Nodeless superconductivity in the topological nodal-line semimetal CaSb2

TL;DR

This study reveals that CaSb2, a topological nodal-line semimetal, exhibits nodeless, two-gap s-wave superconductivity below 1.6 K, highlighting its potential for exploring topological superconducting states.

Contribution

First direct evidence of nodeless, two-gap s-wave superconductivity in CaSb2, a topological nodal-line semimetal, using magnetic penetration depth and specific heat measurements.

Findings

CaSb2 exhibits exponential behavior in penetration depth, indicating nodeless gaps.

Superfluid density and specific heat fit a two-gap s-wave model.
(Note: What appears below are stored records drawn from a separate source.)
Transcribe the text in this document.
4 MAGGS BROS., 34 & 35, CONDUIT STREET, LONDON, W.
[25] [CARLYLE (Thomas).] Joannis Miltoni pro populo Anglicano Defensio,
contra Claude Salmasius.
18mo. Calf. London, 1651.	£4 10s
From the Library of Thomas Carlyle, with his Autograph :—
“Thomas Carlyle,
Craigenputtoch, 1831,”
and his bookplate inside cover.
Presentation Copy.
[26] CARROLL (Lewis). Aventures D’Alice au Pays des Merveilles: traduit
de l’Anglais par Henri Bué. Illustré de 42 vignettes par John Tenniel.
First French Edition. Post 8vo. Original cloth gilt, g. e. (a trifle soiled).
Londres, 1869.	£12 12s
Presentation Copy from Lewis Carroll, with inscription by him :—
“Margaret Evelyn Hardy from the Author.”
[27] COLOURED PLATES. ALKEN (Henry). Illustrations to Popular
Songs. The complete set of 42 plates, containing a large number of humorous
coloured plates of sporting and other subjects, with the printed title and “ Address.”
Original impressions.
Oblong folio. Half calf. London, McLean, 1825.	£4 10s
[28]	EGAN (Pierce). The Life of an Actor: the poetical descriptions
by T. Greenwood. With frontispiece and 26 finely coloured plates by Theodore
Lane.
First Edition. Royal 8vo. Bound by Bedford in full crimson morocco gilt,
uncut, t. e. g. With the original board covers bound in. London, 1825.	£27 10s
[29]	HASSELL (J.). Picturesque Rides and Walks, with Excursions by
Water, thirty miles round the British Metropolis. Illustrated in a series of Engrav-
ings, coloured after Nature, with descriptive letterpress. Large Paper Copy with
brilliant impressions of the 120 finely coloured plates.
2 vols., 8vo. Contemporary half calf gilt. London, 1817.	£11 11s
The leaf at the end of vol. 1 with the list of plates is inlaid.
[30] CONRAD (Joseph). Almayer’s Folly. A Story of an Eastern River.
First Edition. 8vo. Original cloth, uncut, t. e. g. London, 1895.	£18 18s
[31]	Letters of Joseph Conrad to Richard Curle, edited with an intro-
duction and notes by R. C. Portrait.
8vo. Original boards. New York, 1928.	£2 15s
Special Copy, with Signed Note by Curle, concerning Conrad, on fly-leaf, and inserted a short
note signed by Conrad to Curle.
Superconductivity is fully gapped with multiple Fermi surfaces.

Abstract

CaSb2 is a topological nodal-line semimetal that becomes superconducting below 1.6 K, providing an ideal platform to investigate the interplay between topologically nontrivial electronic bands and superconductivity. In this work, we investigated the superconducting order parameter of CaSb2 by measuring its magnetic penetration depth change {\Delta}{\lambda}(T) down to 0.07 K, using a tunneling diode oscillator (TDO) based technique. Well inside the superconducting state, {\Delta}{\lambda}(T) shows an exponential activated behavior, and provides direct evidence for a nodeless superconducting gap. By analyzing the temperature dependence of the superfluid density and the electronic specific heat, we find both can be consistently described by a two-gap s-wave model, in line with the presence of multiple Fermi surfaces associated with distinct Sb sites in this compound. These results demonstrate fully-gapped superconductivity in CaSb2 and constrain the allowed pairing symmetry.